It’s difficult to put aside money for retirement, especially when it’s tight. With a recession possibly on the way, saving for the future is that much more difficult.
However, economic downturns may be one of the finest opportunities to invest. The prices of stocks are significantly lower today, allowing your money to go further than it would during a market boom. If you can manage it, continuing to invest now will pay off handsomely in the long run.
There’s also a straightforward technique to increase your savings by hundreds of thousands of dollars with little effort: earning employer-matching 401(k) contributions.
Double your savings without lifting a finger
If your employer offers matching contributions through your 401(k) plan, you should take advantage of them. This is essentially free money that can quickly double your savings.
This benefit isn’t available in all plans, but if it is, your employer will match your 401(k) contributions up to a certain percentage of your income. While it may not appear to be much today, the employer match can add up significantly over time.
The typical weekly earnings in the United States as of 2021 will be around $1,000, or roughly $52,000 per year. The average 401(k) match is 3.5% of pay. In this example, that works out to $1,820 in matching contributions each year.

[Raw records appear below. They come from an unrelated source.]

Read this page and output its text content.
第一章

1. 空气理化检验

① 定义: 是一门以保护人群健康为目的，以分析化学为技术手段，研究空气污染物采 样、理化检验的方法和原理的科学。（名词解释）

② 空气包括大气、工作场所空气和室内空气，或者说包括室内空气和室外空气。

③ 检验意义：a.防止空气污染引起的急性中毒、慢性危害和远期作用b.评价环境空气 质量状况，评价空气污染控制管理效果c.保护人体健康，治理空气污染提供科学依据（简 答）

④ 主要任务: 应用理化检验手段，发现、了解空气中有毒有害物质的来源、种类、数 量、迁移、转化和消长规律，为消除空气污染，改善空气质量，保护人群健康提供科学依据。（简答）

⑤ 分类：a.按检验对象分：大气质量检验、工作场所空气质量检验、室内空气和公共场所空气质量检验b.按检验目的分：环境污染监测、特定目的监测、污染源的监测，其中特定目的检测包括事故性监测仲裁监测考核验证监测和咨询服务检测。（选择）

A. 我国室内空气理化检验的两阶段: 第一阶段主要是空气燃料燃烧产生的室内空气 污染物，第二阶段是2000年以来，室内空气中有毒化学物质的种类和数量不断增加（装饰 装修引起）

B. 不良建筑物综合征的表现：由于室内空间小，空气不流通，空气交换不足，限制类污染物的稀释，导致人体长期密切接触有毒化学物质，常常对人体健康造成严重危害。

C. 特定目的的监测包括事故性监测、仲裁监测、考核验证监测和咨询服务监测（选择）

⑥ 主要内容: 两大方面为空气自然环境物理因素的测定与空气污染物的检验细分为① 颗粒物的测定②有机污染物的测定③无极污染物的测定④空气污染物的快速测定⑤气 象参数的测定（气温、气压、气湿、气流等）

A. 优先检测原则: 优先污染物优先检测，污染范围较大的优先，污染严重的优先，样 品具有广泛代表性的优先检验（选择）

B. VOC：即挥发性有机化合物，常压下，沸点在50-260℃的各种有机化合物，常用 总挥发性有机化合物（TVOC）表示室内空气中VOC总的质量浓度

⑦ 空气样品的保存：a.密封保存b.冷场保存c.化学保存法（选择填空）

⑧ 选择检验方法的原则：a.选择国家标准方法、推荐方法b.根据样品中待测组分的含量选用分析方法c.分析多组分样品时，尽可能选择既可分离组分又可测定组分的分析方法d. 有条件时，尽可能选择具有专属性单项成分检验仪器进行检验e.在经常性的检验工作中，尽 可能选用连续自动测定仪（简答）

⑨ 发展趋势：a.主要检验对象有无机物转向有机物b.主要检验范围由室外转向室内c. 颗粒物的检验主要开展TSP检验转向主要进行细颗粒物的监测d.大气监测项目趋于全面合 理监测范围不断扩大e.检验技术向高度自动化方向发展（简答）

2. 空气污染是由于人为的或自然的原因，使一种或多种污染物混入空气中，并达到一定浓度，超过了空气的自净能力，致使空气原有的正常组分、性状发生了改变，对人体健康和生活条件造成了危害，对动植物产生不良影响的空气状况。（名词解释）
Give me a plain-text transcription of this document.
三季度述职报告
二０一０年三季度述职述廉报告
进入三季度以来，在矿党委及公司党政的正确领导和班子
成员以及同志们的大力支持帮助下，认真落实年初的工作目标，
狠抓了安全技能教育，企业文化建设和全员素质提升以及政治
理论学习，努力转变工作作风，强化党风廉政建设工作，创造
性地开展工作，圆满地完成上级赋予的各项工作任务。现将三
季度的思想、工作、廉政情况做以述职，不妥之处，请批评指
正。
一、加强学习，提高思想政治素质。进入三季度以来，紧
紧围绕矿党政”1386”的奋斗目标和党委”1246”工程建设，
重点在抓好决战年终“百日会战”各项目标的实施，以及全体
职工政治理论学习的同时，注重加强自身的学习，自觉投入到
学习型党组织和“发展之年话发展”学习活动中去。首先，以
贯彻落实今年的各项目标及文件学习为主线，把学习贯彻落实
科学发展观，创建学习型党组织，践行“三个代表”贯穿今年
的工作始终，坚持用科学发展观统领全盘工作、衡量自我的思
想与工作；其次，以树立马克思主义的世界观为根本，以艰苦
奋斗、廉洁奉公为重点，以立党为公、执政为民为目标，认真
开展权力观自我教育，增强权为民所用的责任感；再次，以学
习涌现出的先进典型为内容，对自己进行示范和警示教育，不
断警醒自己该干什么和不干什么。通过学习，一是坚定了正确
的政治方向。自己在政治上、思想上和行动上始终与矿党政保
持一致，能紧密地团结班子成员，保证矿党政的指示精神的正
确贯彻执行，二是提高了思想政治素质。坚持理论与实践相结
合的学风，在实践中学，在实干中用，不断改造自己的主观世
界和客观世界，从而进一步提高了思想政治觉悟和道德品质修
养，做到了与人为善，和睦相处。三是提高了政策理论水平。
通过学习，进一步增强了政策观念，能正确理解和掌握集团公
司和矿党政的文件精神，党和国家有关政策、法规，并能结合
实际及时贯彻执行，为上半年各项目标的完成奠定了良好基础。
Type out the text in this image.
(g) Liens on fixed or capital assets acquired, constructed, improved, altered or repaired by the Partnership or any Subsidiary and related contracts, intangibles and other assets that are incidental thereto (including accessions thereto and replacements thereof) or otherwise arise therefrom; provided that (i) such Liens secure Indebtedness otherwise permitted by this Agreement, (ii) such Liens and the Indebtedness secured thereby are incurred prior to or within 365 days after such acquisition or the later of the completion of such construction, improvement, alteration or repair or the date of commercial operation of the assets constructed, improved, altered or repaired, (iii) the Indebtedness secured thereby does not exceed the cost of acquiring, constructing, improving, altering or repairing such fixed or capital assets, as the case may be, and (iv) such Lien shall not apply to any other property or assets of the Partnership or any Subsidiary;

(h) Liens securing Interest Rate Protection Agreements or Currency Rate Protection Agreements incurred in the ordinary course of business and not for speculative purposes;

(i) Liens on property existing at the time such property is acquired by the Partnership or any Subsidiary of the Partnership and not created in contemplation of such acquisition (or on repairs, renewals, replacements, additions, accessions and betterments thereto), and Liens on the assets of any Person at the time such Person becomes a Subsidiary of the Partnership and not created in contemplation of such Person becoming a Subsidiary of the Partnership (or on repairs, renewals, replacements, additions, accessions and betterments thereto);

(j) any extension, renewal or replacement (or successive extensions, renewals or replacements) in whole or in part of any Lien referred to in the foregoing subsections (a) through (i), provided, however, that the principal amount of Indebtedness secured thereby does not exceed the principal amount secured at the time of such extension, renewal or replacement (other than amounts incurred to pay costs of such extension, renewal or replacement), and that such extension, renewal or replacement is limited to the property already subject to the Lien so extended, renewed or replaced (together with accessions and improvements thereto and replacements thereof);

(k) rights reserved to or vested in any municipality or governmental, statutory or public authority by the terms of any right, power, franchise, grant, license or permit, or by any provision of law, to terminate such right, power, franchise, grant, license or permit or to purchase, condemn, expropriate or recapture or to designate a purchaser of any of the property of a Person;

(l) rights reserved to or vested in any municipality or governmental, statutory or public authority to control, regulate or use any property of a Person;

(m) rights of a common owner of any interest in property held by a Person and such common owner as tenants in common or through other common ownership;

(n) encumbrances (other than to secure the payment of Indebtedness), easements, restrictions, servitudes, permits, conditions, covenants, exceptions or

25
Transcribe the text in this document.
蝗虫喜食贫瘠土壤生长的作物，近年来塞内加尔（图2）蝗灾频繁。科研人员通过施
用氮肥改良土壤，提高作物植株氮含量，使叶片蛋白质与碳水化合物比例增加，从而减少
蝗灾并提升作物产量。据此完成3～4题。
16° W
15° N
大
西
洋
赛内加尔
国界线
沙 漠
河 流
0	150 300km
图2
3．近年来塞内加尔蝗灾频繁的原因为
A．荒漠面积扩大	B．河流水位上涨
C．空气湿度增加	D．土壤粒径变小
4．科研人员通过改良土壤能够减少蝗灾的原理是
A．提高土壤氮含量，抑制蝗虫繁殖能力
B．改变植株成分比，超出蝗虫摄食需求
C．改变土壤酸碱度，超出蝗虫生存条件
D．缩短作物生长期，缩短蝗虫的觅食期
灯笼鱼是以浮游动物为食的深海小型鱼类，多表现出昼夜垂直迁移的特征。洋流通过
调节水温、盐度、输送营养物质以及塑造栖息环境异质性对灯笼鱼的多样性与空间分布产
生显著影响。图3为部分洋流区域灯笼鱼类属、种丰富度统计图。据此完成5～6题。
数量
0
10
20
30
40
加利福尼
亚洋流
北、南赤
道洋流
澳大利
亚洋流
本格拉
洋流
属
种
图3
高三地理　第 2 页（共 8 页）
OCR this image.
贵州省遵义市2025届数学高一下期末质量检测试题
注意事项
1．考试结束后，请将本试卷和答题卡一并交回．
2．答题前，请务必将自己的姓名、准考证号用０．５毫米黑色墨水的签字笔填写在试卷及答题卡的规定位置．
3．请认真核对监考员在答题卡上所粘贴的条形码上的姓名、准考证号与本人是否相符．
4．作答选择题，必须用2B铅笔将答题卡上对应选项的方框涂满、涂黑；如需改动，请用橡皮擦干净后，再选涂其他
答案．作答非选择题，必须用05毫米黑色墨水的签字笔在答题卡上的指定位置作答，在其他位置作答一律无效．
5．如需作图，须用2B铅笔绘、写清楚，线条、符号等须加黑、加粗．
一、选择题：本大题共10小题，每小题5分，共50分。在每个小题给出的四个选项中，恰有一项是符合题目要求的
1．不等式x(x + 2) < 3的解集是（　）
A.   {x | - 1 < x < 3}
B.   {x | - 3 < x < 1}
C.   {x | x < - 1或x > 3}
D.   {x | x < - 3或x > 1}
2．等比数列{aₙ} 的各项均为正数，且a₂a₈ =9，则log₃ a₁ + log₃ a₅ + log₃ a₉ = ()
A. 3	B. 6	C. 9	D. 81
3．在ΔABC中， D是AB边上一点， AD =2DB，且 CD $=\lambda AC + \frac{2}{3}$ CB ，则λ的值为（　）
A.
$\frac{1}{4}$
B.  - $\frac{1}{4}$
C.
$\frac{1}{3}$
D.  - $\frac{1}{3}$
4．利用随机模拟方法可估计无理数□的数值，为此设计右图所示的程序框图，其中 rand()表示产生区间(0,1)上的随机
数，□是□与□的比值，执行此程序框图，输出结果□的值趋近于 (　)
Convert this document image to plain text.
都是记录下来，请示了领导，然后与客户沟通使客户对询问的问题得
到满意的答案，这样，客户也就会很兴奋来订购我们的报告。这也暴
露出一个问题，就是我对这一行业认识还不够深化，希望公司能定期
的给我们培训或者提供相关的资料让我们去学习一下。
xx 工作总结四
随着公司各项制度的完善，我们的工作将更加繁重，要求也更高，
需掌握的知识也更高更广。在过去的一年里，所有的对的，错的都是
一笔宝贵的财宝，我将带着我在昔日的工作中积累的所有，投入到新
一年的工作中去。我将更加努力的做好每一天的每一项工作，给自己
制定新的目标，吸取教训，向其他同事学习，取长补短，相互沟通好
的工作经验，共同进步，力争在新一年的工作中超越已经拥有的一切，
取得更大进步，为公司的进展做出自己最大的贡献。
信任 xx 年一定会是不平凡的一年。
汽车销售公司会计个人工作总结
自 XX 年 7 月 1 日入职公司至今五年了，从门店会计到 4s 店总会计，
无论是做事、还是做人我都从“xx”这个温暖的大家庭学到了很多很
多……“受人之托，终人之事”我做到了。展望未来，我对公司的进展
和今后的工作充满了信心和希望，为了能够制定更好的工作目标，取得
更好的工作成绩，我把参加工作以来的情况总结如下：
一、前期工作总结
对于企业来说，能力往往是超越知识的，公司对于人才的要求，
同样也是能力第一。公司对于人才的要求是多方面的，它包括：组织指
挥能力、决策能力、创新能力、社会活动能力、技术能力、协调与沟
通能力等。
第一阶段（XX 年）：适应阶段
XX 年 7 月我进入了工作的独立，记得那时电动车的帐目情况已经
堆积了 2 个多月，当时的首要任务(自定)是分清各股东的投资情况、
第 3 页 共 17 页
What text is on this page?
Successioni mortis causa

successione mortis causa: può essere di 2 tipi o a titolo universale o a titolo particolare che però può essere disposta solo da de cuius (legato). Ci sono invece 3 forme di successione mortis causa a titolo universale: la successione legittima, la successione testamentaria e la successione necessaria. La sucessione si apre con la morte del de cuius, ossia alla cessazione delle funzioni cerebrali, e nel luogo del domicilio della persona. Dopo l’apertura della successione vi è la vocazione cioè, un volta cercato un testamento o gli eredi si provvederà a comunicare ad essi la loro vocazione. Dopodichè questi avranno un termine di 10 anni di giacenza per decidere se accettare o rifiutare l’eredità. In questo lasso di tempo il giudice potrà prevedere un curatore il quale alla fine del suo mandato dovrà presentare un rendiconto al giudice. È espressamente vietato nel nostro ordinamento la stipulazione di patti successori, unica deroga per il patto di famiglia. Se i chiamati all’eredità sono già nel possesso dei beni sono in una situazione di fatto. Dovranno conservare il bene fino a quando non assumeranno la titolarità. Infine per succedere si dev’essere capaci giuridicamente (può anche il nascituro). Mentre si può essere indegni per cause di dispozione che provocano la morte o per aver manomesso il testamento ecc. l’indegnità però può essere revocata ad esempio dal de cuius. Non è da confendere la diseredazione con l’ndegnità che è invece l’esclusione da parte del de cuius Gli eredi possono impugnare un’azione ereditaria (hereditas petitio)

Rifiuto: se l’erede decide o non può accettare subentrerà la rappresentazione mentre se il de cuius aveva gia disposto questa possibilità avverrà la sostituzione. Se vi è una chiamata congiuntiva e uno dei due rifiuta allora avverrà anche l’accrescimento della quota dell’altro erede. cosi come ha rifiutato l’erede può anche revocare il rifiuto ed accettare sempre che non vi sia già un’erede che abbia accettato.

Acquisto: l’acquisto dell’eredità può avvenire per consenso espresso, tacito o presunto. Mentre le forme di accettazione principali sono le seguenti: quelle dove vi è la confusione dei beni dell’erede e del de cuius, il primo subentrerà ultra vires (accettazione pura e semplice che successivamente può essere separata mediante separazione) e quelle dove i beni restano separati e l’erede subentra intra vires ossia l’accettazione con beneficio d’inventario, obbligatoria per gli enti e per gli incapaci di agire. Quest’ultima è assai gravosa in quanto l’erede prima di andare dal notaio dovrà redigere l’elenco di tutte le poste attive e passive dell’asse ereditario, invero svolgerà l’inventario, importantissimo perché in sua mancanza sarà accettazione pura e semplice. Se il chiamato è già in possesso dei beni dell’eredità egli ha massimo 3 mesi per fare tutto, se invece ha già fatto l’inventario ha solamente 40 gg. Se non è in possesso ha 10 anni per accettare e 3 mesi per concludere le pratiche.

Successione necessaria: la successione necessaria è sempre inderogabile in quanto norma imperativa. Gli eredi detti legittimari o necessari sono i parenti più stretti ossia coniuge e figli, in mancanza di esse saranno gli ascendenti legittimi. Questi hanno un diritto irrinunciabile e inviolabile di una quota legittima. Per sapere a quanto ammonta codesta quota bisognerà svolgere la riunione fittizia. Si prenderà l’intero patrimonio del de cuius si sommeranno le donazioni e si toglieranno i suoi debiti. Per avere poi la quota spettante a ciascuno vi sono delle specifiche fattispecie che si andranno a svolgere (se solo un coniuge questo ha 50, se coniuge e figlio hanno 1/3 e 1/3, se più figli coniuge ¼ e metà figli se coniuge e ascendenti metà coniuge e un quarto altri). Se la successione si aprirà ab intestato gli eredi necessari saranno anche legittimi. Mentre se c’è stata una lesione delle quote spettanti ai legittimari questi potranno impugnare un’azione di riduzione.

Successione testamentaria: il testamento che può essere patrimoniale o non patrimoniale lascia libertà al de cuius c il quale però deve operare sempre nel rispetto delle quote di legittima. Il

Another $1,820 per year may not appear to be much of a difference. But let’s assume your investments yield an average return of 8% per year, which is just slightly below the historical average. After 30 years, that $1,820 per year would grow to almost $207,000.
Keep in mind that this is only considering your employer’s match. Your total savings, when you include your own 401(k) contributions, would be at least twice as much.
How to earn even more
Although a retirement fund worth hundreds of thousands of dollars puts you in a strong financial position, it is conceivable to make even more money. You may enhance your contributions or give your money more time to mature to maximize your investments.
If you’re able to save more each month, that money will go a long way over time. However, this isn’t always feasible, depending on your financial situation. In such situations, you can simply keep your funds invested for longer.
Assume you’re putting aside a total of $3,640 each year, or $1,820 in your own contributions plus the full employer match. With an 8% average yearly return, you’d have roughly $412,000 after 30 years.
However, suppose you kept investing for a further five years. Given that everything else stays the same, you’ll have a total of roughly $627,000. You’d have more than $942,000 after 40 years.
Your employer match is also adjusted to reflect your rising income. As you progress in your profession and receive higher salaries, the amount of money you get from your employer match will increase as well.
Saving for retirement is one of the wisest financial decisions you can make, and now is an excellent time to put money into your nest egg. You may significantly increase the amount of money you save if you use every possible avenue to receive employer matching contributions.